Ok, let’s quickly look at markets. Risk is starting to become more suspect as the morning wears on, with European equity markets now all sharply in the red vs. their earlier little changed price action. In the wake of the Knot comments, the DAX (-1.55%), CAC (-1.0%) and FTSE 100 (-0.8%) have all sold off hard. Asian markets, which had closed before the comments, had a more mixed day, with the Nikkei (+0.3%) recouping a little of yesterday’s losses, but the Hang Seng (-0.3%) and Shanghai (+0.1%) doing little overall. As to US futures, the DOW (-0.9%) and SPU (-1.0%) lead the way down with the NASDAQ (-0.25%) still outperforming after some pretty good earnings data last night from Microsoft.
It should be no surprise that bond markets have found a bid, with Treasury yields lower by 1.4bps, while Bunds (-1.4bps) and OATs (-1.0bps) are also now trading higher. Again, earlier in the session, yields had actually crept a bit higher, so this reversal of risk attitude is growing.
Commodity markets are being impacted as well, with oil back to flat on the day from early session gains of 0.5% and gold is actually lower by 0.5%. Only the ags remain well bid, as I guess everyone needs to eat, even during a pandemic.

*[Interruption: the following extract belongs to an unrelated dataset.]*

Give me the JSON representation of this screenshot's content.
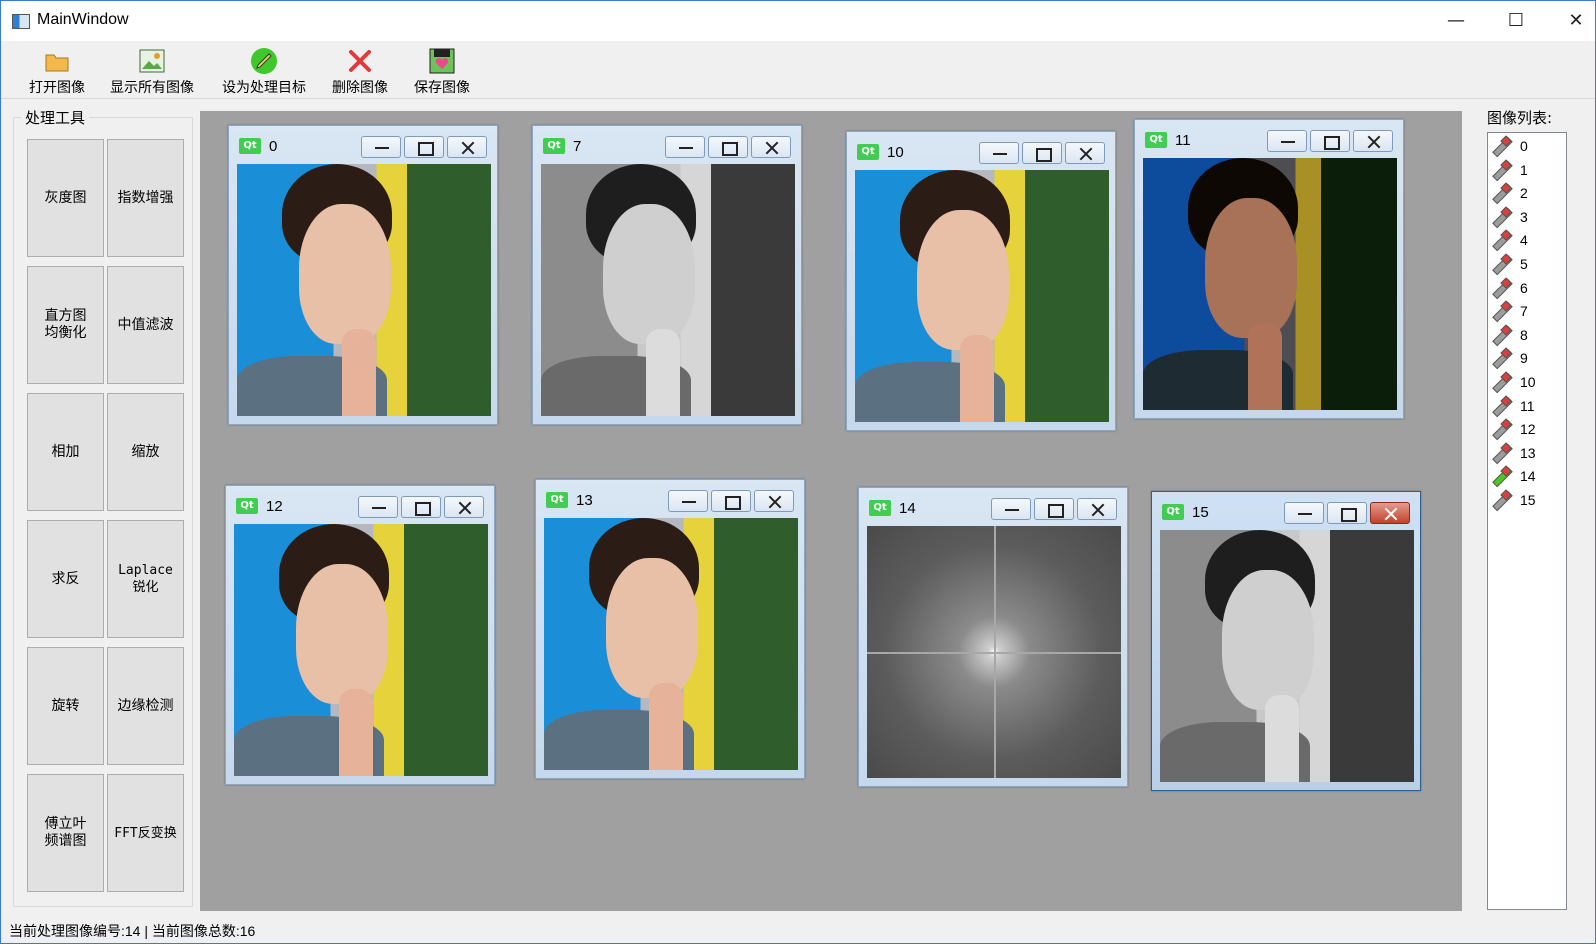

Finally, the dollar is stronger across the board, with the strength becoming more evident after the Asian close. In the G10, NOK (-0.9%) is the leading decliner as oil prices have turned, but we are seeing weakness throughout the commodity bloc (AUD -0.6%, NZD -0.4%, CAD -0.4%) as well. In fact, even the havens are weaker today with both JPY and CHF off by 0.2%. Today is just a dollar positive day. In the EMG bloc, the few green spots on the chart are all APAC currencies with very modest gains (KRW +0.2%, TWD +0.1%). On the other hand, all the markets that are currently open are showing sharp declines led by ZAR (-0.9%), MXN (-0.85%) and RUB (-0.8%). It is remarkable how closely these three currencies trade to each other. But really, everything else is weak as well. There are no specific stories of note here, it is just a day to reduce risk.
On the data front, this morning brings Durable Goods (exp 1.0%, 0.5% ex transport) and then the FOMC statement at 2:00 followed by the Powell press conference at 2:30. It seems unlikely that the market will react to the Durables data, so things seem to be shaping up as a dollar up day, at least until we hear from Jay. However, I don’t foresee the dollar exploding higher, just continuing this drift, at least vs. the G10. EMG is always a different story, so be careful there.